This is the 13th day of my participation in the August More Text Challenge. For details, see:August is more challenging
Merge range
This is a set of intervals. A single interval is (intervals[I] = [start I, end I]). Combine all the overlapped intervals and return a nonoverlapping array of intervals that cover exactly all the intervals in the input.
For details, see the LeetCode official website.

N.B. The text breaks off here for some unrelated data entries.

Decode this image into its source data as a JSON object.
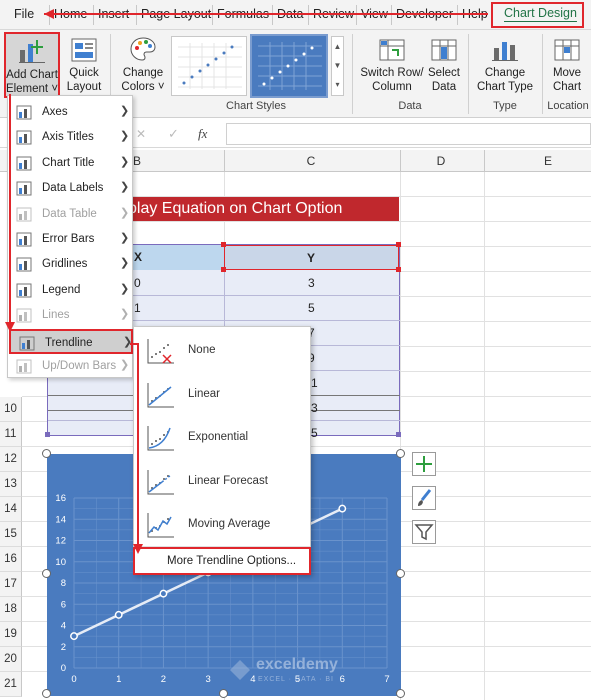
{
  "tabs": [
    "File",
    "Home",
    "Insert",
    "Page Layout",
    "Formulas",
    "Data",
    "Review",
    "View",
    "Developer",
    "Help",
    "Chart Design"
  ],
  "ribbon": {
    "add_chart_element": [
      "Add Chart",
      "Element ˅"
    ],
    "quick_layout": [
      "Quick",
      "Layout ˅"
    ],
    "change_colors": [
      "Change",
      "Colors ˅"
    ],
    "chart_styles_label": "Chart Styles",
    "switch_row_col": [
      "Switch Row/",
      "Column"
    ],
    "select_data": [
      "Select",
      "Data"
    ],
    "data_group_label": "Data",
    "change_chart_type": [
      "Change",
      "Chart Type"
    ],
    "type_group_label": "Type",
    "move_chart": [
      "Move",
      "Chart"
    ],
    "location_group_label": "Location"
  },
  "formula_bar": {
    "cancel": "✕",
    "enter": "✓",
    "fx": "fx"
  },
  "columns": [
    "B",
    "C",
    "D",
    "E"
  ],
  "rows": [
    "10",
    "11",
    "12",
    "13",
    "14",
    "15",
    "16",
    "17",
    "18",
    "19",
    "20",
    "21"
  ],
  "sheet": {
    "title": "splay Equation on Chart Option",
    "header_x": "X",
    "header_y": "Y",
    "x_values": [
      "0",
      "1",
      "2"
    ],
    "y_values": [
      "3",
      "5",
      "7",
      "9",
      "1",
      "3",
      "5"
    ]
  },
  "menu": {
    "items": [
      {
        "label": "Axes",
        "icon": "axes-icon",
        "disabled": false
      },
      {
        "label": "Axis Titles",
        "icon": "axis-titles-icon",
        "disabled": false
      },
      {
        "label": "Chart Title",
        "icon": "chart-title-icon",
        "disabled": false
      },
      {
        "label": "Data Labels",
        "icon": "data-labels-icon",
        "disabled": false
      },
      {
        "label": "Data Table",
        "icon": "data-table-icon",
        "disabled": true
      },
      {
        "label": "Error Bars",
        "icon": "error-bars-icon",
        "disabled": false
      },
      {
        "label": "Gridlines",
        "icon": "gridlines-icon",
        "disabled": false
      },
      {
        "label": "Legend",
        "icon": "legend-icon",
        "disabled": false
      },
      {
        "label": "Lines",
        "icon": "lines-icon",
        "disabled": true
      },
      {
        "label": "Trendline",
        "icon": "trendline-icon",
        "disabled": false
      },
      {
        "label": "Up/Down Bars",
        "icon": "up-down-bars-icon",
        "disabled": true
      }
    ]
  },
  "submenu": {
    "items": [
      "None",
      "Linear",
      "Exponential",
      "Linear Forecast",
      "Moving Average"
    ],
    "more": "More Trendline Options..."
  },
  "chart_data": {
    "type": "line",
    "x": [
      0,
      1,
      2,
      3,
      4,
      5,
      6
    ],
    "series": [
      {
        "values": [
          3,
          5,
          7,
          9,
          11,
          13,
          15
        ]
      }
    ],
    "xlim": [
      0,
      7
    ],
    "ylim": [
      0,
      16
    ],
    "xticks": [
      "0",
      "1",
      "2",
      "3",
      "4",
      "5",
      "6",
      "7"
    ],
    "yticks": [
      "0",
      "2",
      "4",
      "6",
      "8",
      "10",
      "12",
      "14",
      "16"
    ],
    "grid": true
  },
  "watermark": {
    "name": "exceldemy",
    "tagline": "EXCEL · DATA · BI"
  },
  "colors": {
    "accent_red": "#e0262c",
    "chart_bg": "#4a7bbf",
    "excel_green": "#217346",
    "title_red": "#c0282d",
    "header_blue": "#bdd7ee"
  }
}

Source: LeetCode link: leetcode-cn.com/problems/me… Copyright belongs to collar network. Commercial reprint please contact the official authorization, non-commercial reprint please indicate the source.
Solution 1: recursion
The recursion process is as follows:
- If the intervals are empty or there is only one element, that is, there is only one interval, there is no need to merge, directly return the intervals;
- If there are more than 1 intervals, declare a variable that records the length of a dimension (that is, how many intervals there are), a variable called match records the number of intervals that do not need to be merged, and a variable called matchFirst and matchSecond records the two numbers of intervals that currently need to be matched. Then declare a Boolean array flag whether the intervals have been merged, and use a double loop to determine which intervals can be merged. The process is as follows:
- The outer loop I starts at the first interval, matchFirst and matchSecond record the two values of the interval corresponding to I and add match by 1;
- The inner loop j starts from the I +1 interval, curFirst and curSecond record the two values of the corresponding interval of J, and then use matchFirst, matchSecond, curFirst, and curSecond to judge whether there is an intersection between I and j. If there is an intersection, Then update the two numbers in the interval I, and update matchFirst and matchSecond, and mark the interval j to true, which means it has been merged; If there is no intersection, the next one is processed;
- After processing the double loop, judge whether match and length are equal. If they are equal, there is no interval that can be merged, and return intervals; If not, then a new two-dimensional array, newIntervals, is initialized, the intervals that have not been merged (to determine whether they have been merged according to the array of flags) are copied to newIntervals, and then called recursively
merge(newIntervals).
public class LeetCode_056 {
public static int[][] merge(int[][] intervals) {
if (intervals == null || intervals.length == 1) {
return intervals;
}
int length = intervals.length, match = 0, matchFirst, matchSecond;
boolean[] flag = new boolean[length];
for (int i = 0; i < length; i++) {
if(! flag[i]) { matchFirst = intervals[i][0];
matchSecond = intervals[i][1];
match++;
for (int j = i + 1; j < length && ! flag[j]; j++) {int curFirst = intervals[j][0], curSecond = intervals[j][1];
if (((matchFirst >= curFirst && matchFirst <= curSecond) || (matchSecond >= curFirst && matchSecond <= curSecond)) ||
((curFirst >= matchFirst && curFirst <= matchSecond) || (curSecond >= matchFirst && curSecond <= matchSecond))) {
/ / intersection
matchFirst = Math.min(matchFirst, curFirst);
matchSecond = Math.max(matchSecond, curSecond);
intervals[i][0] = matchFirst;
intervals[i][1] = matchSecond;
flag[j] = true; }}}}if (match == length) {
return intervals;
}
int[][] newIntervals = new int[match][2];
for (int i = 0, j = 0; i < length; i++) {
if (!flag[i]) {
newIntervals[j] = intervals[i];
j++;
}
}
return merge(newIntervals);
}
public static void main(String[] args) {
int[][] intervals = new int[] [] {{1.4}, {2.3}};
for (int[] ints : merge(intervals)) {
for (int anInt : ints) {
System.out.print(anInt + ""); } System.out.println(); }}}Copy the codeWhen you are not happy, you can eat a piece of candy, and then tell yourself life is still sweet, come on.